L'annulation des projets de centrales au gaz naturel à Mississauga et à Oakville a coûté au moins 230 millions de dollars au trésor public. La chef néo-démocrate, Andrea Horwath, a affirmé que la tenue d'une enquête publique était la seule façon de « dépolitiser » la question, qui a paralysé la dernière session législative.

Pour leur part, les conservateurs affirment que Kathleen Wynne était impliquée, en tant que codirectrice de la campagne des libéraux en 2011, dans la décision d'annuler ces projets, avant les élections dans le cas d'Oakville et en pleine campagne, à Mississauga. De plus, le PC accuse les libéraux d'avoir tenté de cacher des documents.

Crise en éducation

Par ailleurs, alors que Mme Wynne promet de rencontrer à nouveau les leaders des syndicats des enseignants pour discuter de leur grève du zèle, des élèves de Windsor ont déjà choisi d'aller étudier aux États-Unis, faute d'activités parascolaires.

Les fédérations des enseignants de l'élémentaire et du secondaire des écoles publiques anglaises ont donné pour consigne à leurs membres de boycotter toute activité en dehors des heures de classe. Les syndicats veulent ainsi protester contre l'imposition par la province de contrats de travail, plus tôt ce mois-ci.

De son côté, l'élève de Windsor et basketteur Marko Kovac a décidé d'imiter son camarade Tyler Storie et d'aller étudier dans une école de l'Iowa, pour accroître ses chances de faire carrière dans ce sport.

Ses entraîneurs l'ont encouragé à faire le saut, parce que très peu d'écoles secondaires de la région jouent dans la ligue locale de basketball cette année, à la suite du boycottage des activités parascolaires par les enseignants.

« Mon coach m'a souligné que je jouerais chaque soir devant 50 entraîneurs de Division 1, plutôt que deux ou trois (à Windsor). » — Marko Kovac, élève de Windsor

Pour sa part, Kathleen Wynne dit avoir eu une rencontre positive mardi soir avec les dirigeants des différents syndicats d'enseignants. Même son de cloche de la part du leader syndical Ken Coran de la Fédération des enseignants des écoles secondaires, qui a écrit dans un communiqué que la rencontre de 80 minutes avait été « positive ».
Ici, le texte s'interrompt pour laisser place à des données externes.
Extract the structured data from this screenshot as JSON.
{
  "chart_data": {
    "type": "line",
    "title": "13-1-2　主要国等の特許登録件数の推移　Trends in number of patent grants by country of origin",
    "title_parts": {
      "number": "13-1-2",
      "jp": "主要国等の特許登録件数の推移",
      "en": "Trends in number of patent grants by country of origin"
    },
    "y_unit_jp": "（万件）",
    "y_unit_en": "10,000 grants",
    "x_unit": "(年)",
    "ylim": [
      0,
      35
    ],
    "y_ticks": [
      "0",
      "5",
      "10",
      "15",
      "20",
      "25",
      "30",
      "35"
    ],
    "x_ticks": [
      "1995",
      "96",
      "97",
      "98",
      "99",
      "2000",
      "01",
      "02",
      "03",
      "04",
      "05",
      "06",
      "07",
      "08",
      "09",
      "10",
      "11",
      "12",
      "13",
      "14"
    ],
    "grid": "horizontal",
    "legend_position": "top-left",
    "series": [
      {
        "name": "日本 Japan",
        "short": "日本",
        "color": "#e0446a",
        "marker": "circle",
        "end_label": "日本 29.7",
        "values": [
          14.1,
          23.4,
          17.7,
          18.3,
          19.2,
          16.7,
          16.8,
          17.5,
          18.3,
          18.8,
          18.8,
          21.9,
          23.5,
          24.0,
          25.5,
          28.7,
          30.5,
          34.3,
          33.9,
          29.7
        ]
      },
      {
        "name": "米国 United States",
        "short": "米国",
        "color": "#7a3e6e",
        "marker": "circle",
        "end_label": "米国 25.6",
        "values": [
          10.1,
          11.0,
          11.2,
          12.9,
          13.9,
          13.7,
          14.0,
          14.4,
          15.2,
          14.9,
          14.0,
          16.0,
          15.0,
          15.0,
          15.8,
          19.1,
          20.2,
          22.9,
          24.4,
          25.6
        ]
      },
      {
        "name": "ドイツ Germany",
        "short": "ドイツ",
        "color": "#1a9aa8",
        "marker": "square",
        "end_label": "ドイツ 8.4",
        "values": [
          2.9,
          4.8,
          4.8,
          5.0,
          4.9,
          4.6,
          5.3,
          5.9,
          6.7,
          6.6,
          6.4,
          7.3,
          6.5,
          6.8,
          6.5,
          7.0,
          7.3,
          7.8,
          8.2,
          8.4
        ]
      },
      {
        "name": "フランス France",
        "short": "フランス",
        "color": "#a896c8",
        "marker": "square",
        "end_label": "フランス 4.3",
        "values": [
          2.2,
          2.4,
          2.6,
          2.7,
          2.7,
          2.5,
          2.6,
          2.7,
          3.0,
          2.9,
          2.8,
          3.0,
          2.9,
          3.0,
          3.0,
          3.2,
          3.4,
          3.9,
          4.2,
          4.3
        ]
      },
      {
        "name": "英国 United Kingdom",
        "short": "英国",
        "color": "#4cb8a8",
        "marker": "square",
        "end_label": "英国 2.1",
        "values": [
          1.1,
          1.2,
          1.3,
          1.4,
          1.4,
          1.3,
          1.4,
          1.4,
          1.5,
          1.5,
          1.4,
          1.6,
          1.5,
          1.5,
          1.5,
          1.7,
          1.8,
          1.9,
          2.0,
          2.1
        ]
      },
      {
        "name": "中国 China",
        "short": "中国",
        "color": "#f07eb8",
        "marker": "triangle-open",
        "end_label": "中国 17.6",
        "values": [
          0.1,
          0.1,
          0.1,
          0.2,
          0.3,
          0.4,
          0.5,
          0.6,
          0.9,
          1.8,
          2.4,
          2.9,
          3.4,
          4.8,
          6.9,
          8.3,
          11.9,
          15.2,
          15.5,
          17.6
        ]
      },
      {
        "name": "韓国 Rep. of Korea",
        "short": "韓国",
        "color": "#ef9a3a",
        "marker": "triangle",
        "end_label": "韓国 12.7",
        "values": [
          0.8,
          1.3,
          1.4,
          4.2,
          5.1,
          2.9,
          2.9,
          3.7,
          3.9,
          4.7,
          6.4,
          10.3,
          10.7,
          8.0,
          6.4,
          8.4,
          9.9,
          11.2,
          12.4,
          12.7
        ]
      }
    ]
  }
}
Les parties se sont engagées à garder leurs discussions confidentielles.

Mme Wynne a tout de même confirmé que la reprise des activités parascolaires avait fait partie des sujets de discussion.

Elle a par ailleurs affirmé que tous les employés du secteur public devraient se serrer la ceinture pour éliminer le déficit provincial de près de 12 milliards de dollars. Toutefois, elle a exclu le recours à une loi spéciale pour imposer un gel salarial, comme pour les enseignants.

De leur côté, les écoles françaises et les établissements catholiques anglais ne sont pas touchés par des moyens de pression, leurs enseignants ayant déjà ratifié de nouvelles conventions collectives, qui incluent un gel de salaire.

Les syndicats des enseignants ont été de puissants alliés des libéraux depuis leur élection en 2003. Toutefois, les relations ont tourné au vinaigre au cours des derniers mois, de l'aveu même du premier ministre démissionnaire, Dalton McGuinty.